Caso Ipsia Guastaferro, il Movimento Cinquestelle: “La bocciatura dell’ implementazione dell’ offerta formativa dell’ istituto è l’inizio di una fase di rappresaglia politica”

SAN BENEDETTO – Sul caso Ipsia Guastaferro interviene il Movimento Cinquestelle con una nota che riportiamo integralmente.

“A scorrere la cronaca e i commenti odierni sul caso IPSIA e l’indifferenza con la quale vengono trattati fatti gravissimi -si legge nel comunicato dei pentastellati-, viene spontaneo citare W. Churchill: “Gli italiani perdono le partite di calcio come se fossero guerre e perdono le guerre come se fossero partite di calcio”. Ci viene da pensare che la battaglia calcistica tra Ascoli e San Benedetto sia appena iniziata sul neutro di Ancona e che in questo primo incontro i cugini ci abbiano battuto per 1-0. È pur vero che l’arbitro ascolano e i guardalinee di parte non facessero presagire nulla di buono, ma sapere sambenedettese proprio quello che ha convalidato il goal-vittoria in palese fuorigioco e assecondato in tutto e per tutto il direttore di gara, rappresenta la beffa, oltre al danno.

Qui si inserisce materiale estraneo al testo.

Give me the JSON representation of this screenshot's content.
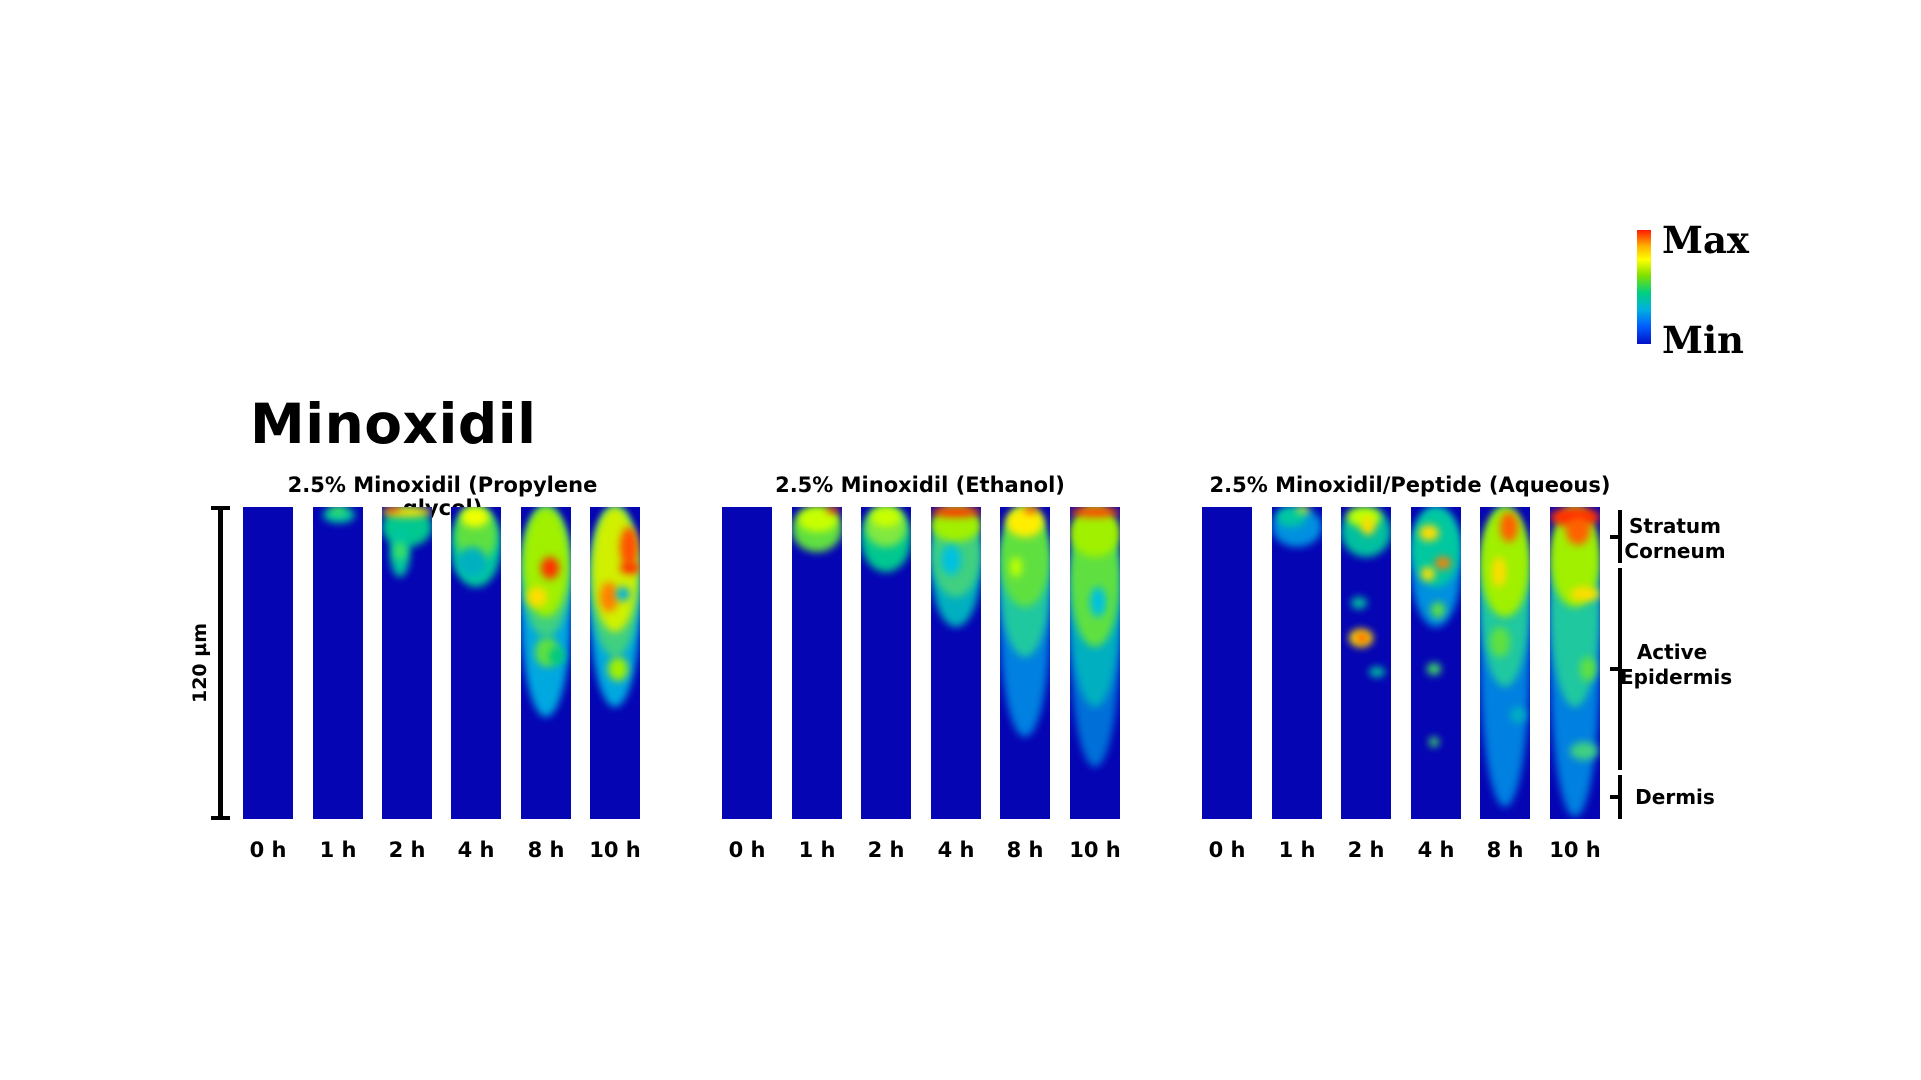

Con sconcerto apprendiamo proprio oggi dalla stampa locale che il primo atto che riguarda le richieste di implementazione dell’offerta formativa avanzata dallo storico istituto IPSIA di San Benedetto del Tronto sia stata rispedita al mittente. Purtroppo temiamo sia solo l’inizio di una nuova fase di rappresaglia politica per continuare a minimizzare la crescita, lo sviluppo sociale, culturale e turistico della nostra città.

Il Consiglio Regionale infatti, per mano degli ascolani oltre che ovviamente del presidente Acquaroli, abbia rimbalzato la richiesta adducendo motivazioni risibili. Sembra che il tentativo di inserire corsi innovativi sia stata definita in contrasto con strutture già presenti ad Ascoli Piceno, tesi in aperta contrapposizione con l’Ufficio Scolastico Provinciale che aveva espresso valutazione positiva. A completare il quadro, registriamo l’azione dei politici sambenedettesi i quali sembrano essere stati avvistati mentre producevano feroce opposizione alzando un sopracciglio.

Ad essere sinceri ci meraviglia la meraviglia dell’opinione pubblica locale: risulta a qualcuno che l’attuale amministrazione si sia mai preoccupata delle scuole sambenedettesi che non fossero da svendere a scopo edilizia privata? Se non vogliamo perdere tutte le partite, che per noi sambenedettesi oggi rappresentano vere e proprie “guerre” vista la situazione, dobbiamo metterci in testa di non regalare loro la nostra città su un piatto d’argento; è per questo necessario porre un argine ai loro attacchi, che saranno sempre più frequenti e arditi, cercando di coinvolgere le migliori persone e assemblarle in un’unica squadra che possa lavorare, insieme, per i beni comuni e per il bene comune dei cittadini sambenedettesi.